銀行融資が主流、着実成長を望む地方ベンチャー

私が所属する「公益財団法人ふくい産業支援センター」は、県内の中小企業支援を担う福井県の関連団体だ。私は、開業社会保険労務士を経て、2015年4月に入職した。現在は、創業・ベンチャー支援事業を担当し、福井ベンチャーピッチなどのピッチイベントを企画・運営するなど、県内のベンチャー企業支援に取り組んでいる。

都会ではベンチャー投資が盛んだ。急成長するスタートアップが次々と誕生し、ベンチャー企業ネットワークが積極的に構築され、エンジェル投資も活発だと聞く。

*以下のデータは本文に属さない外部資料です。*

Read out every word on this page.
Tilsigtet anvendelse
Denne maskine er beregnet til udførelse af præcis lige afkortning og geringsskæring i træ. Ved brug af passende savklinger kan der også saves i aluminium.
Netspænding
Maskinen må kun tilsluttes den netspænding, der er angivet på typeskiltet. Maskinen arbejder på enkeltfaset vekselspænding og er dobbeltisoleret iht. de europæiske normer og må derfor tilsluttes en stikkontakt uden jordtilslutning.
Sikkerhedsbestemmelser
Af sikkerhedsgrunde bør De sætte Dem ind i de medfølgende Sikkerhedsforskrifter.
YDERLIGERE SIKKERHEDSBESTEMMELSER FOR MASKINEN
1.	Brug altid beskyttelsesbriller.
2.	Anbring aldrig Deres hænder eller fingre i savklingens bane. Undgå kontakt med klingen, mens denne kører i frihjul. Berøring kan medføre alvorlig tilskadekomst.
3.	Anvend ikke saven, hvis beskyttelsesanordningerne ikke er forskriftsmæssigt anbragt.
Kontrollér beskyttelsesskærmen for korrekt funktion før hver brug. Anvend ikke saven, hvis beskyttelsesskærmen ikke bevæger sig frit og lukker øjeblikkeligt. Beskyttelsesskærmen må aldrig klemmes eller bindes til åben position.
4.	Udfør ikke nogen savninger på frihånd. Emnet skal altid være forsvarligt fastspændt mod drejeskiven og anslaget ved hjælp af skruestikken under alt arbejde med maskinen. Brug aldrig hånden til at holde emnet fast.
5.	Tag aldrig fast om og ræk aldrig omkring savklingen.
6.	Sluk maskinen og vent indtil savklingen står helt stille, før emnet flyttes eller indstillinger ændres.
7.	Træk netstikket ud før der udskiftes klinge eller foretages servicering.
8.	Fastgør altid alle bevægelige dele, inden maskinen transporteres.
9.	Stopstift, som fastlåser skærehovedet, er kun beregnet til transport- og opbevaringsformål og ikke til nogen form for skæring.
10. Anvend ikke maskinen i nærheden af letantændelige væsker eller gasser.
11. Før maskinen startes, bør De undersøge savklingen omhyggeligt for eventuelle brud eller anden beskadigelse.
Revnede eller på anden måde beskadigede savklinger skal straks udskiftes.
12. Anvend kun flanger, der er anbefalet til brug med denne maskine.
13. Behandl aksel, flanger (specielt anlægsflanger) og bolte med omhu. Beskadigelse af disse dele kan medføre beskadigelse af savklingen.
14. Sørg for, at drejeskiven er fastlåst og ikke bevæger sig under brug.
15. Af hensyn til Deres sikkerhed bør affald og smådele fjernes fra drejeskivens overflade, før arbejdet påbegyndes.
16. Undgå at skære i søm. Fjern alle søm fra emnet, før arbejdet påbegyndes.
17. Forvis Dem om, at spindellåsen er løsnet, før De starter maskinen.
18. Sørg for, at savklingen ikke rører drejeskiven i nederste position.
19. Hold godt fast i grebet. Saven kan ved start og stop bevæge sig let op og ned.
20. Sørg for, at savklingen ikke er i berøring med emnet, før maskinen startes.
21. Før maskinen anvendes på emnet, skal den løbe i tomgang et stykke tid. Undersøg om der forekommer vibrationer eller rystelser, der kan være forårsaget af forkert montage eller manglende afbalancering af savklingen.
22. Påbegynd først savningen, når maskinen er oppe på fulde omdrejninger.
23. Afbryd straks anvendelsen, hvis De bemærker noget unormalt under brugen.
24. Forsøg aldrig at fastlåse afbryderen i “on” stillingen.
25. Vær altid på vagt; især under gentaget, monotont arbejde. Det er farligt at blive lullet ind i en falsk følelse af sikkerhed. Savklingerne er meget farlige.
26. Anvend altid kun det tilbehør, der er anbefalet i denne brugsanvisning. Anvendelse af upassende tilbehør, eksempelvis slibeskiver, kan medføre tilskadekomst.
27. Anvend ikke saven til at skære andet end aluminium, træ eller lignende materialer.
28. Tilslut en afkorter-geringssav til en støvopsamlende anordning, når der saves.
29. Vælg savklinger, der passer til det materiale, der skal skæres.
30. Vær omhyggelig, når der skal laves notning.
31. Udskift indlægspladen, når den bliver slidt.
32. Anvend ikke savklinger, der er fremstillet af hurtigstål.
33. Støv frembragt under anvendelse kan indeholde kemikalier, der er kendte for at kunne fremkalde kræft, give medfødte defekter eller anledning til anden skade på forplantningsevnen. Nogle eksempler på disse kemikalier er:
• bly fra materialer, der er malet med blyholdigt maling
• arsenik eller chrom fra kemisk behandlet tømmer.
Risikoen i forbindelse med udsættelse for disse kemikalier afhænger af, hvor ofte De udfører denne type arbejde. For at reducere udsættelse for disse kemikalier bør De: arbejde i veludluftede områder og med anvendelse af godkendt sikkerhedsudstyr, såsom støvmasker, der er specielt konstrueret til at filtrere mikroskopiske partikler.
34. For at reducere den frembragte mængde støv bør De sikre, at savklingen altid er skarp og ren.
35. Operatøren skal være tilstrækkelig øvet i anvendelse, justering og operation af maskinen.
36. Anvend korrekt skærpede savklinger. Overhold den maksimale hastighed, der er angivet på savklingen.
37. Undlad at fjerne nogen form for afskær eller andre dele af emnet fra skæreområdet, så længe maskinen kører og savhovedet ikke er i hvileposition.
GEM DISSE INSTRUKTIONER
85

一方、地方はどうだろうか。銀行融資が主流で、着実成長を望む企業が大半だ。もちろんそれは、地方経済の発展を支える大切な価値観なのだが、今求められている「地方発ベンチャー」の創出に必要なことは、リスクをとってでも成長を求める会社が生まれる環境を地方でもつくることだ。同時に、地域の公的機関がどうやってベンチャー支援に取り組むべきなのかが、今問われている。

漁協の経営不振を救うアプリを開発

2016年10月に創業した、フィッシュパスという企業がある。地方の課題解決型ビジネスモデルを手掛ける福井のベンチャー企業だ。

日本の河川は全国830の漁業協同組合によって管理されているが、経営不振により、内水面漁協(※)の多くが苦境に立たされている。経営不振の理由の一つが、「遊漁券」の未購入問題だ。しかし釣り人は、何も最初から無許可で釣りをしようと思っているわけではない。遊漁券を購入できる場所や購入できる時間帯に制限があるため、遊漁券を買いたくても買えず、結果的に遊漁券の売り上げが落ちている。

※全国内水面漁業協同組合連合会。内水面とは、河川や湖沼など、陸に囲まれる水面を指す。

そこでフィッシュパスは、24時間いつでも遊漁券が購入できるスマートフォン・タブレット端末向けのアプリ「FISH PASS」を開発し、2017年6月に提供を開始した。アプリ経由の購入であっても、販売はあくまで地元販売店であり、既存の販売店の売り上げとなる。FISH PASSと提携しアプリを導入した内水面漁協の1つは、遊漁券の売り上げが前年比1.5倍に増加した。

さらには「FISH PASS」は、GPSを使ってアプリを利用している釣り人の位置情報を得ることで、漁場の監視業務や河川整備の効率化も実現した。安全面では、損保ジャパン日本興亜と提携し、釣り人向け保険である「フィッシュパス保険」も提供している。